AutoAugment
is the new stable feature that is introduced in torchvison 0.9.0.
Currently there seems no docs about AutoAugment
yet, and I can only get some information from the release blog.
However, I have some confusions, especially about the recommend usage for CIFAR10 and ImageNet. What’s the correct way to use AutoAugment
for CIFAR10 and ImageNet?
ImageNet
For ImageNet, my previous conventional transform is
if mode == 'train':
transform = transforms.Compose([
transforms.RandomResizedCrop((224, 224)),
transforms.RandomHorizontalFlip(),
transforms.ToTensor()])
else:
transform = transforms.Compose([
transforms.Resize((256, 256)),
transforms.CenterCrop((224, 224)),
transforms.ToTensor()])
I assume the example in the blog is the recommend transform for ImageNet, but it doesn’t seem to resize(random crop) the shape to 224.

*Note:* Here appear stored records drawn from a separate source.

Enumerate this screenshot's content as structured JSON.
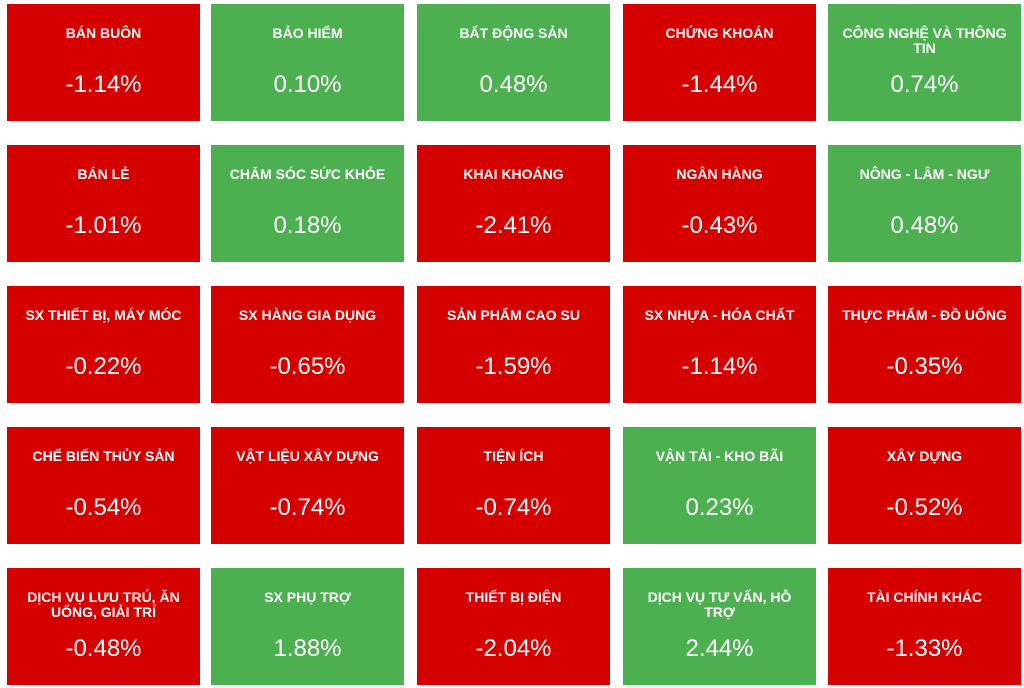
{
  "tiles": [
    {
      "name": "BÁN BUÔN",
      "value": "-1.14%",
      "color": "#d50000"
    },
    {
      "name": "BẢO HIỂM",
      "value": "0.10%",
      "color": "#4caf50"
    },
    {
      "name": "BẤT ĐỘNG SẢN",
      "value": "0.48%",
      "color": "#4caf50"
    },
    {
      "name": "CHỨNG KHOÁN",
      "value": "-1.44%",
      "color": "#d50000"
    },
    {
      "name": "CÔNG NGHỆ VÀ THÔNG TIN",
      "value": "0.74%",
      "color": "#4caf50"
    },
    {
      "name": "BÁN LẺ",
      "value": "-1.01%",
      "color": "#d50000"
    },
    {
      "name": "CHĂM SÓC SỨC KHỎE",
      "value": "0.18%",
      "color": "#4caf50"
    },
    {
      "name": "KHAI KHOÁNG",
      "value": "-2.41%",
      "color": "#d50000"
    },
    {
      "name": "NGÂN HÀNG",
      "value": "-0.43%",
      "color": "#d50000"
    },
    {
      "name": "NÔNG - LÂM - NGƯ",
      "value": "0.48%",
      "color": "#4caf50"
    },
    {
      "name": "SX THIẾT BỊ, MÁY MÓC",
      "value": "-0.22%",
      "color": "#d50000"
    },
    {
      "name": "SX HÀNG GIA DỤNG",
      "value": "-0.65%",
      "color": "#d50000"
    },
    {
      "name": "SẢN PHẨM CAO SU",
      "value": "-1.59%",
      "color": "#d50000"
    },
    {
      "name": "SX NHỰA - HÓA CHẤT",
      "value": "-1.14%",
      "color": "#d50000"
    },
    {
      "name": "THỰC PHẨM - ĐỒ UỐNG",
      "value": "-0.35%",
      "color": "#d50000"
    },
    {
      "name": "CHẾ BIẾN THỦY SẢN",
      "value": "-0.54%",
      "color": "#d50000"
    },
    {
      "name": "VẬT LIỆU XÂY DỰNG",
      "value": "-0.74%",
      "color": "#d50000"
    },
    {
      "name": "TIỆN ÍCH",
      "value": "-0.74%",
      "color": "#d50000"
    },
    {
      "name": "VẬN TẢI - KHO BÃI",
      "value": "0.23%",
      "color": "#4caf50"
    },
    {
      "name": "XÂY DỰNG",
      "value": "-0.52%",
      "color": "#d50000"
    },
    {
      "name": "DỊCH VỤ LƯU TRÚ, ĂN UỐNG, GIẢI TRÍ",
      "value": "-0.48%",
      "color": "#d50000"
    },
    {
      "name": "SX PHỤ TRỢ",
      "value": "1.88%",
      "color": "#4caf50"
    },
    {
      "name": "THIẾT BỊ ĐIỆN",
      "value": "-2.04%",
      "color": "#d50000"
    },
    {
      "name": "DỊCH VỤ TƯ VẤN, HỖ TRỢ",
      "value": "2.44%",
      "color": "#4caf50"
    },
    {
      "name": "TÀI CHÍNH KHÁC",
      "value": "-1.33%",
      "color": "#d50000"
    }
  ]
}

transform=transforms.Compose([
transforms.Resize(256),
transforms.AutoAugment(),
transforms.ToTensor()])
So I doubt whether it is necessary to add one more RandomCrop (or a single center crop)
transform=transforms.Compose([
transforms.Resize(256),
transforms.AutoAugment(),
transforms.RandomResizedCrop((224, 224)), # transforms.CenterCrop((224, 224)),
transforms.ToTensor()])
CIFAR10
For CIFAR10, my previous conventional transform is
if mode == 'train':
transform = transforms.Compose([
transforms.RandomCrop((32, 32), padding=4),
transforms.RandomHorizontalFlip(),
transforms.ToTensor()])
else:
transform = transforms.ToTensor()
I doubt when we use AutoAugment, do we need to add the 4-pad and conduct RandomCrop.